General Wellesley first appears in the Register of Shipping in 1810 with Chawoet, master, Ried, owner, and trade London—India. She does not appear in Lloyd's Register.

General Wellesley was admitted to the Registry of Great Britain on 3 May 1810. Fitting her out in Great Britain cost £705 18s 10d.

General Wellesley was on the numerous transport vessels that the British government hired to support the campaigns to capture Île Bourbon and Île de France.

The British government chartered nine vessels as cartels, i.e., under a flag of truce, to carry back to France the French troops that they had captured in these campaigns. In addition, at end-March 1811 General Wellesley sailed from Mauritius to repatriate to France 120 people who had refused to take the oath of allegiance to the King after the British capture of the island. General Wellesley was travelling as a cartel. On 19 June arrived at the Cape of Good Hope, where she delivered an outbound convoy. On her way home, she encountered General Wellington and detained her, sending her into Portsmouth.

General Wellesley finally enters Lloyd's Register in 1812 with Brown, master, H. Reid, owner, and trade London—India. The Register of Shipping has the same ownership and trade information, but carries her master as Chawnet.

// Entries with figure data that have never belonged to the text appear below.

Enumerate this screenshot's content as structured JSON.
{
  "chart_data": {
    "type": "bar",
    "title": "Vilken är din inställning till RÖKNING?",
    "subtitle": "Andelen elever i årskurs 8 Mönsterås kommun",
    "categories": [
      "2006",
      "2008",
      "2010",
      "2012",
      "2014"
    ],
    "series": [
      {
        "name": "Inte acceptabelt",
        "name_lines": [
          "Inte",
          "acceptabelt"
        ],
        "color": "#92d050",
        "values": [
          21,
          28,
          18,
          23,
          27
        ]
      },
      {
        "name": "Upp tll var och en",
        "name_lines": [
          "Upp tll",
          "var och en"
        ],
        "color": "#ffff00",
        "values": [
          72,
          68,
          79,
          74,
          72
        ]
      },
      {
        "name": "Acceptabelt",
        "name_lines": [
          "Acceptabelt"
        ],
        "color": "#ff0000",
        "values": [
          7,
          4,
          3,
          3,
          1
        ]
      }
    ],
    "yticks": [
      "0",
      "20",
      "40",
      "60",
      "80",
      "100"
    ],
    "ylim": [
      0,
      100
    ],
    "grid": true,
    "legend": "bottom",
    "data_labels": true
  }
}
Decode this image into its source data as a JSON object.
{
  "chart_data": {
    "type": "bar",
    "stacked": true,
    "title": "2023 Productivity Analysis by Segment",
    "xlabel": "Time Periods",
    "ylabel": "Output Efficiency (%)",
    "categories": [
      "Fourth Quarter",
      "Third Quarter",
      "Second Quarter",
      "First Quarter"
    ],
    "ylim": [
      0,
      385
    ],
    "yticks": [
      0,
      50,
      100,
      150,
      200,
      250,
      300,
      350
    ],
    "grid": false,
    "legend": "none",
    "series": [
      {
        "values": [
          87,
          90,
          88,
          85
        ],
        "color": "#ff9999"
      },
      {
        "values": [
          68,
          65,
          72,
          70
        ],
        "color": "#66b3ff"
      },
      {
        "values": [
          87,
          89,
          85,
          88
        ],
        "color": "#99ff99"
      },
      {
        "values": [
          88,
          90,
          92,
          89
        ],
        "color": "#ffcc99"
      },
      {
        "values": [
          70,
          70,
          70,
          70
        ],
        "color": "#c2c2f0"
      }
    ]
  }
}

On 19 November 1813 Captain J.L. Heathorn sailed from the Hughli River bound for England on a voyage for which General Wellesley was under charter to the EIC. She was at the Cape of Good Hope on 1 February 1814, reached Saint Helena on 25 February, and arrived at Blackwall on 21 May.

The Register of Shipping for 1814 has General Wellesleys master changing from Brown to Heathorn, her owner from Reid to J. Short, and her trade from London—Cape of Good Hope to London—Île de France.

On 23 September 1814 General Wellesley sailed for Batavia.

==Capture and loss==
As General Wellesley was on the outbound leg of her voyage she encountered the American privateer Yankee. Yankee captured her quarry on 5 December, at about and in sight of the convoy of which she had been part, and its escort. The Americans put a prize master and crew on board, and sent her into Charleston, South Carolina. The Americans also left her non-European crew on board.

On 12 January 1815 General Wellesley grounded on the South Breakers, apparently while being chased by a larger ship. During the night the prize master and some 12 men landed from the ship. They reported that some 60 men remained aboard, principally lascars and sepoys. Next morning when boats went out the rescuers found that the wreck was mostly under water. They were able to retrieve two white seamen and five lascars. Some 50 men, however had died, including the boatswain and another white man.

The prize master had brought out some three or four trunks, and Yankee had also taken out some valuables. General Wellesley had been carrying 18,000 bars of iron, plus some dry goods, brandy, porter, and the like. The prize master estimated that had it been possible to get a decked vessel alongside her before she sank it would have been possible to save her crew and also property worth some $20,000.